Monday, September 27, 2010

Banned Books Week

A truly great library contains something in it to offend everyone. -Jo Godwin

It's here! Banned Books Week is our favorite time to celebrate those works which have been challenged, suppressed, protested, stifled, censored, restricted or, yes, banned.
Visit to see some of these titles -- you might be surprised to see one of your favorites on the list!

Why celebrate this week? The ALA explains it this way:
"Banned Books Week (BBW) is an annual event celebrating the freedom to read and the importance of the First Amendment. Held during the last week of September, Banned Books Week highlights the benefits of free and open access to information while drawing attention to the harms of censorship by spotlighting actual or attempted bannings of books across the United States...
The books featured during Banned Books Week have been targets of attempted bannings. Fortunately, while some books were banned or restricted, in a majority of cases the books were not banned, all thanks to the efforts of librarians, teachers, booksellers, and members of the community to retain the books in the library collections. Imagine how many more books might be challenged—and possibly banned or restricted—if librarians, teachers, and booksellers across the country did not use Banned Books Week each year to teach the importance of our First Amendment rights and the power of literature, and to draw attention to the danger that exists when restraints are imposed on the availability of information in a free society."
Visit facebook to see more photos of our Banned Books display, or stop by the library!


Wednesday, September 22, 2010

Word to the wise

I posted this junk email we received at the library because it's so cartoonishly obvious.

Needless to say, if you receive an email congratulating you for winning the "Microsoft World Lottery," and unsubtly asking you to open an attached file, please don't open it. :)
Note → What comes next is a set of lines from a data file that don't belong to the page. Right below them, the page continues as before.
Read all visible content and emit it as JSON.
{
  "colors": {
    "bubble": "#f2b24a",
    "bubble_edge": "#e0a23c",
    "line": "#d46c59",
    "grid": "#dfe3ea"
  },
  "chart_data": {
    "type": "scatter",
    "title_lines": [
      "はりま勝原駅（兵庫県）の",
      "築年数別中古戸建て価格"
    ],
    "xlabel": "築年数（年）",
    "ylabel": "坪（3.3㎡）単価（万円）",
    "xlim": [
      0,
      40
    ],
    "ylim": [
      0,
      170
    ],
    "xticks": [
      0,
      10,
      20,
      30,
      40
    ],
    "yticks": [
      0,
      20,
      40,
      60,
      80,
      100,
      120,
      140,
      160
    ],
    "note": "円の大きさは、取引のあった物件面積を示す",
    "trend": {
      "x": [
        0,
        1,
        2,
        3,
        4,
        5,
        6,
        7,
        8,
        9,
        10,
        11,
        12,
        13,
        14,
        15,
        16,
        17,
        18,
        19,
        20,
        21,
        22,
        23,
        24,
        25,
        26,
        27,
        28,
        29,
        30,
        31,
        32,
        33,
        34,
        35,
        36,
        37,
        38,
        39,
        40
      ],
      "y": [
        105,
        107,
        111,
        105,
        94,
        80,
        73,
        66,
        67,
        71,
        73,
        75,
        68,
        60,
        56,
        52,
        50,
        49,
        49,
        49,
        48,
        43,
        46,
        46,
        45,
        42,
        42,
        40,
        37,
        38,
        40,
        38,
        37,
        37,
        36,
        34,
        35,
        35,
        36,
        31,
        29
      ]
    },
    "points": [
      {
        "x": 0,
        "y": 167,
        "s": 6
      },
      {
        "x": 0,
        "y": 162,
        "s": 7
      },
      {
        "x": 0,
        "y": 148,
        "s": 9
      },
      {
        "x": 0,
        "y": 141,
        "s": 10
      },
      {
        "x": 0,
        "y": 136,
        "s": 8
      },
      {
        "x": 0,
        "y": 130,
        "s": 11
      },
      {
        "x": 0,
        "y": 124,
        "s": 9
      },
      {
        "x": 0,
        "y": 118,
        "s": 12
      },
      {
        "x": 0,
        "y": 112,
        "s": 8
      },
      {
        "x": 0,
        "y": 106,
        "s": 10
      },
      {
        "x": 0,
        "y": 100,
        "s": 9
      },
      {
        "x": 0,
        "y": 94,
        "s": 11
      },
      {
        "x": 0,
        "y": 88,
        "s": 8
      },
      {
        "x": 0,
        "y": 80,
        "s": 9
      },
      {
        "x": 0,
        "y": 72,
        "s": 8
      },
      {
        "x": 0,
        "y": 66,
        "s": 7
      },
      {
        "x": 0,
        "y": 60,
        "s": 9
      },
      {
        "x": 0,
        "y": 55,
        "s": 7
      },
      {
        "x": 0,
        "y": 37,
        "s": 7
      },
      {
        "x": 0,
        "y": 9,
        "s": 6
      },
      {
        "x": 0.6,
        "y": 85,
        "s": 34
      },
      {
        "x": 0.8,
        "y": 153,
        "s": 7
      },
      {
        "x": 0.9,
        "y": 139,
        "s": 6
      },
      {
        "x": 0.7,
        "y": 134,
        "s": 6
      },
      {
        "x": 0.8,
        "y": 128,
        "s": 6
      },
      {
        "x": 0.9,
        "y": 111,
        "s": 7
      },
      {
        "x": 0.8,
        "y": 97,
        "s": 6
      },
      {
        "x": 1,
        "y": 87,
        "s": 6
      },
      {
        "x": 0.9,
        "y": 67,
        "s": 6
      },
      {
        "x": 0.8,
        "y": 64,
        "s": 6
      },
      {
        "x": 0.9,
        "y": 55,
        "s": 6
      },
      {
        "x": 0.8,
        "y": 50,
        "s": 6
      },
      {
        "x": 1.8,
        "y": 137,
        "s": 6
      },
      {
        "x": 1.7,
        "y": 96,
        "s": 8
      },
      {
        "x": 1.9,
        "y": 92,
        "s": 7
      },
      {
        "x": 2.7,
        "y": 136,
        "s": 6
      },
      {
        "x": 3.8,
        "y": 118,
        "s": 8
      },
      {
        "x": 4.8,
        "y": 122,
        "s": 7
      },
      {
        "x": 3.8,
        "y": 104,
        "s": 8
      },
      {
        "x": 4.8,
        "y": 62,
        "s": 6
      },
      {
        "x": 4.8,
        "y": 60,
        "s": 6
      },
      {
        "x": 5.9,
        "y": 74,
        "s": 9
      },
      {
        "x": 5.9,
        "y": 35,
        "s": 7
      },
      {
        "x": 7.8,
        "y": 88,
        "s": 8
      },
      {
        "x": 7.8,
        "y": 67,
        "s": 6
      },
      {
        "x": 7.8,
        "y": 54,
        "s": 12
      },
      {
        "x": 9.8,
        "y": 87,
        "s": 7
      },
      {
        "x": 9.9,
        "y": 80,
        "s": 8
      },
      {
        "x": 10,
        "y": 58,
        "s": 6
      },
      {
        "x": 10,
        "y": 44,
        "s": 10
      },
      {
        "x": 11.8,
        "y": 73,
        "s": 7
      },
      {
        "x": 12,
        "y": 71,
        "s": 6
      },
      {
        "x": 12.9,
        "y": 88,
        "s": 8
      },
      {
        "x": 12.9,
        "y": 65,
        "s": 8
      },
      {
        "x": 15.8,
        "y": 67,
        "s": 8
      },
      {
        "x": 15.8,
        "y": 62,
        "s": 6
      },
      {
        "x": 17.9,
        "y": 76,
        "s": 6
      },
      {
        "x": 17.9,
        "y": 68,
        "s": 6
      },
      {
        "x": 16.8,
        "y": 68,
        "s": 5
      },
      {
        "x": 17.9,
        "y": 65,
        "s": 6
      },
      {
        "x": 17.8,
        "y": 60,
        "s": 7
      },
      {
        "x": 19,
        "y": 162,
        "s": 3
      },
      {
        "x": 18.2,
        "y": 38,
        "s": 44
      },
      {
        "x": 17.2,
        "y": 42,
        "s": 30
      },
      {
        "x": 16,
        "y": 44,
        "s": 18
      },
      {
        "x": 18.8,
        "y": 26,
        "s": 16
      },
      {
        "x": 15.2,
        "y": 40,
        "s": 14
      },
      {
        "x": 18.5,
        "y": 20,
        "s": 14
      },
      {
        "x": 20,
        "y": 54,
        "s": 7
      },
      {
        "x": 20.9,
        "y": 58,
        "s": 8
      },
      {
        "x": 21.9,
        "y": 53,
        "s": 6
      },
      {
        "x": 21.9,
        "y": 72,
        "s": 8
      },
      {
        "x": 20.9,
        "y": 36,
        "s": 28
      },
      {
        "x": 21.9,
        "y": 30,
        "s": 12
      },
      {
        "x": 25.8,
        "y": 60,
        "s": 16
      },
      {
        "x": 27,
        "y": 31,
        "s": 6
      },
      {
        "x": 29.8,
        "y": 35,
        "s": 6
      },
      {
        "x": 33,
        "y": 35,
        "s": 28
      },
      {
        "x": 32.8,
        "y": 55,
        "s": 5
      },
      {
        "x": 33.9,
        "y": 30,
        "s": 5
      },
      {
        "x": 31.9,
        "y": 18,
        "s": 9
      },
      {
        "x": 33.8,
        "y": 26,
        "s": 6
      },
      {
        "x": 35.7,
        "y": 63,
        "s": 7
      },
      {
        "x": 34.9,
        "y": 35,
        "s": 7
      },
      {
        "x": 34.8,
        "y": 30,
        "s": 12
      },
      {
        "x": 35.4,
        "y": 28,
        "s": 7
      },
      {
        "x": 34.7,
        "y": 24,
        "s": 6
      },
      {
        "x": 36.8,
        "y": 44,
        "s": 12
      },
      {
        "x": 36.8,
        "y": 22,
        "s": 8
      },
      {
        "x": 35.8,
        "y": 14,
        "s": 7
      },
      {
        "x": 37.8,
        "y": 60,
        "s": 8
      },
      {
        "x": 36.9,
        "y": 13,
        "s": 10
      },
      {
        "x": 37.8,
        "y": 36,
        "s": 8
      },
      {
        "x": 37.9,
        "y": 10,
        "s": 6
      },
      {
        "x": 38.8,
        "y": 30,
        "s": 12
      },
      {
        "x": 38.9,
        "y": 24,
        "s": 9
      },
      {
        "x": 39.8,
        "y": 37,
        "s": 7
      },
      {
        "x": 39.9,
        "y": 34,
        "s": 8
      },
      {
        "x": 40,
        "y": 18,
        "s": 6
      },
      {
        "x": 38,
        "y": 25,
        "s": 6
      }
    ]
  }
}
Tuesday, September 14, 2010

After the Spill

The Reader's Advisor has a list of books to read after the September 2 oil rig explosion (and, of course, the BP spill in April). Two of the titles here are:
  • Oil on the Brain by Lisa Margonelli - Starting at a local gas station, Margonelli sets off to meet the people behind the pump, who lead her deep into the economics, politics, chemistry, and culture of petroleum. Along the oil supply chain, through the Strategic Petroleum Reserve and the NYMEX oil market, she finds unexpected delights and troubling contradictions.
  • The Prize by Daniel Yergin - The Prize recounts the panoramic history of oil -- and the struggle for wealth power that has always surrounded oil. This struggle has shaken the world economy, dictated the outcome of wars, and transformed the destiny of men and nations. The Prize is as much a history of the twentieth century as of the oil industry itself. The canvas of this history is enormous -- from the drilling of the first well in Pennsylvania through two great world wars to the Iraqi invasion of Kuwait and Operation Desert Storm.
    The cast extends from wildcatters and rogues to oil tycoons, and from Winston Churchill and Ibn Saud to George Bush and Saddam Hussein. The definitive work on the subject of oil and a major contribution to understanding our century, The Prize is a book of extraordinary breadth, riveting excitement -- and great importance.
Click on the titles to see our catalog and request a copy. Happy reading!

Friday, September 3, 2010

Readers and e-readers

If you're an avid reader, at some point you've probably grappled with the issue of e-readers. Is it worth it to spend $200 or more on a gadget when you could be spending it on books themselves (or reading books free from the library)? Is reading a novel from a screen the same as reading from a page? Can you get away with reading trashy books on a Kindle since no one will see the cover? :)

The debate has been going on for years and may never be settled. I saw an article, though, with a slightly different perspective. Emma Silvers writes:
"Out of every argument I've heard in favor of e-readers -- no dead trees, portable research, "it's the future," etc. -- my least favorite might be the central point of the thing: the fact that it allows you to choose from thousands of books at any given time. I simply don't want that kind of potential for distraction. Would I have ever made it through any book by Herman Hesse if I'd had the choice, with a press of a button, to lighten the mood with a little Tom Robbins? Will anyone ever finish "Infinite Jest" on a device that constantly presents other options?"
The whole article is here at and is worth a read. What do you think?

[For the record, I have an e-reader (Sony PRS-505) but pretty much only use it for public-domain titles I can download for free.]